Les points sur les i

Points Sur I Monde aujourdhuiMahamadou  Issoufou est un homme qui croit que tout est désormais permis pour lui. Ayant, avec beaucoup de succès, il faut le dire, maintes fois violé la Constitution, emprisonné ses adversaires politiques et réalisé un hold-up électoral qui explique qu’il soit aujourd’hui au pouvoir, il ne peut comprendre qu’il y a une limite à tout et qu’un peuple a beau être passif, il peut sortir subitement de sa torpeur. Que ce peuple a beau avoir peur des matraques et des gaz lacrymogènes, il peut se révéler farouche et téméraire pour affronter le danger et le vaincre. Alors, comme un sanglier qui charge sans se préoccuper de ce qui l’attend au bout de sa course folle, il continue dans sa logique de coups de force. Interpellations, procès à la va-vite et incarcérations ponctuent ainsi la vie politique de tous ceux qui, acteurs politiques et/ou de la société civile, étalent publiquement les plaies puantes de sa gouvernance scabreuse.
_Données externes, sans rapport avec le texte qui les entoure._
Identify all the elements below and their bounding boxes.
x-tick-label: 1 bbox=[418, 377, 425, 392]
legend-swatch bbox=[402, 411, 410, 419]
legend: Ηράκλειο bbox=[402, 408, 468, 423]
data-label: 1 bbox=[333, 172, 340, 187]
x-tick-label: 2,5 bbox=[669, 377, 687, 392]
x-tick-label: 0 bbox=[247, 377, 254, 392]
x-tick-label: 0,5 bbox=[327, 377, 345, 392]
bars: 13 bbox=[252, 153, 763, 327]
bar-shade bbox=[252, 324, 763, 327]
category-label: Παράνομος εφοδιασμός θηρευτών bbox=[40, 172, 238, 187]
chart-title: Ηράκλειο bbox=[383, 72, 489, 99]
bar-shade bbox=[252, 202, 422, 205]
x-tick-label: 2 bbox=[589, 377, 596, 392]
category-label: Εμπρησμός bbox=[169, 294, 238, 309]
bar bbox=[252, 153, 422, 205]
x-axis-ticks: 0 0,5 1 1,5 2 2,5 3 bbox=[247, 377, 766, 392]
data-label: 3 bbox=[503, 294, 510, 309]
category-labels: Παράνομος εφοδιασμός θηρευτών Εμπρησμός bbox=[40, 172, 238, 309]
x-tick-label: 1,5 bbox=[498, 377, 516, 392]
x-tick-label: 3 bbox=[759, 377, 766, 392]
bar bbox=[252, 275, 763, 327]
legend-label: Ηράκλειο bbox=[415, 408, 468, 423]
Amadou Djibo dit Max, président du Frddr, l’opposition politique, en a fait les frais, interpellé par une police incapable de mettre au frais des délinquants notoires qui se recrutent dans le premier cercle de Mahamadou Issoufou, mais qui est prompte à enquiquiner un citoyen exprimant sa révolte. On interpelle des citoyens pour avoir tenu des propos sur cette gouvernance inique que les Nigériens subissent dans la douleur et la résignation alors que des individus, impliqués dans de graves délits qui ont porté un grave préjudice à l’État, sont adoubés et célébrés.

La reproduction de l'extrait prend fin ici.